Computer: "a technological system that may consist of a single device, a constellation of devices, an infrastructure, or a more complex assemblage that arises from and is embedded within a particular set of contexts" (pg. 6293).

Interaction: "the experience [31,91] of leveraging a technological system in the course of an individually, socially, or culturally meaningful practice" (pg. 6293).

Levels of Representation

They present how subject representation can be grouped into four levels. Systems Level: The types of interaction that lay below the interface but still shape relationships (e.g., variables, data structures, schemas). Of interest to HCI are relationships that impact the "user" directly (e.g., authentication, input, accounts, user data).

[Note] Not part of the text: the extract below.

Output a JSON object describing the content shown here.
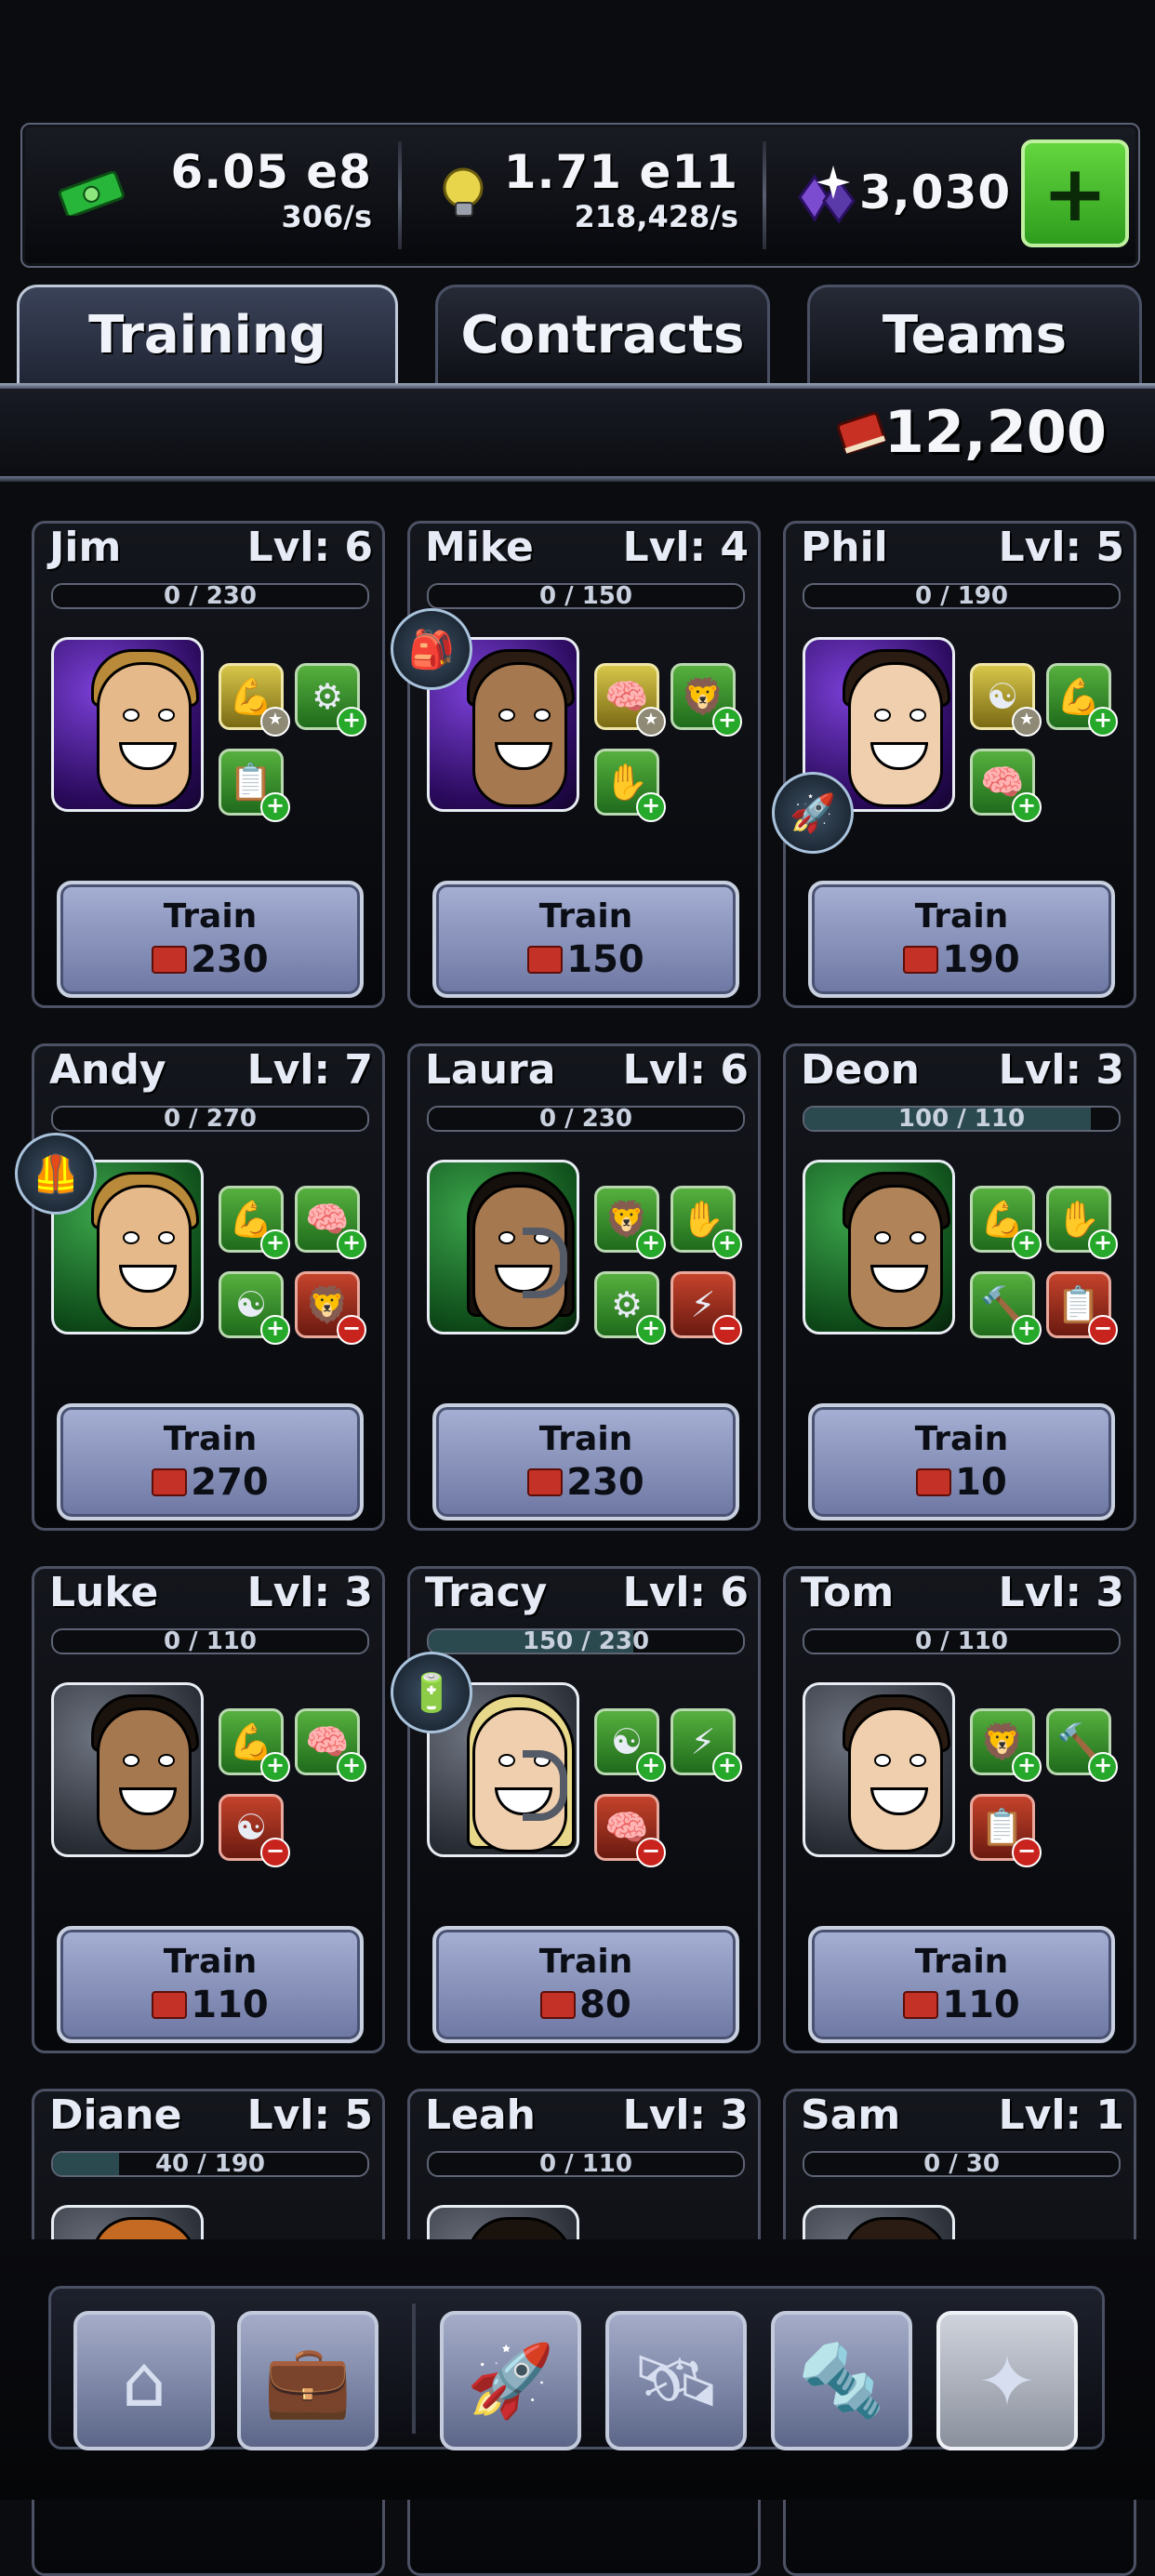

Interface Level: What individuals see and interact with, how entities and their relationships are presented to "users."

Design Process Level: Who and what is represented during the design process and how. How "users" and their experiences are typified, through methods like personas, scenarios, stakeholder interviews, etc.

Ideological Level: Discourse within a field of study or discipline. The most common in "user" discussions, representing how people discuss "user" needs, qualities, and experiences. This occurs when the term user collapses system, interface, and design levels with lived experiences. "The most common ideological representation in HCI can be seen when we equate 'person' with 'user'" (pg. 6295).

What is Post-Userism?

"Post-userism involves attending to representations of the ecologies of subject positions that people might occupy with respect to technology. Researchers, designers, systems architects, etc. could benefit from post-userism when they encounter breakdowns across the four levels of representation described above. As a practical strategy, post-userism does not necessarily help solve existing problems. Rather, it enables more comprehensive problem setting or problem framing [28,77,78], facilitating a design scope that encompasses greater varieties of human-computer interactions" (pg. 6295).

Post-userism might lead us to: (1) Examine under-accounted for relationships in HCI, like those of intermediary technology users; and (2) Explore what HCI looks like in the absence of a traditional user, focusing instead on relational practices.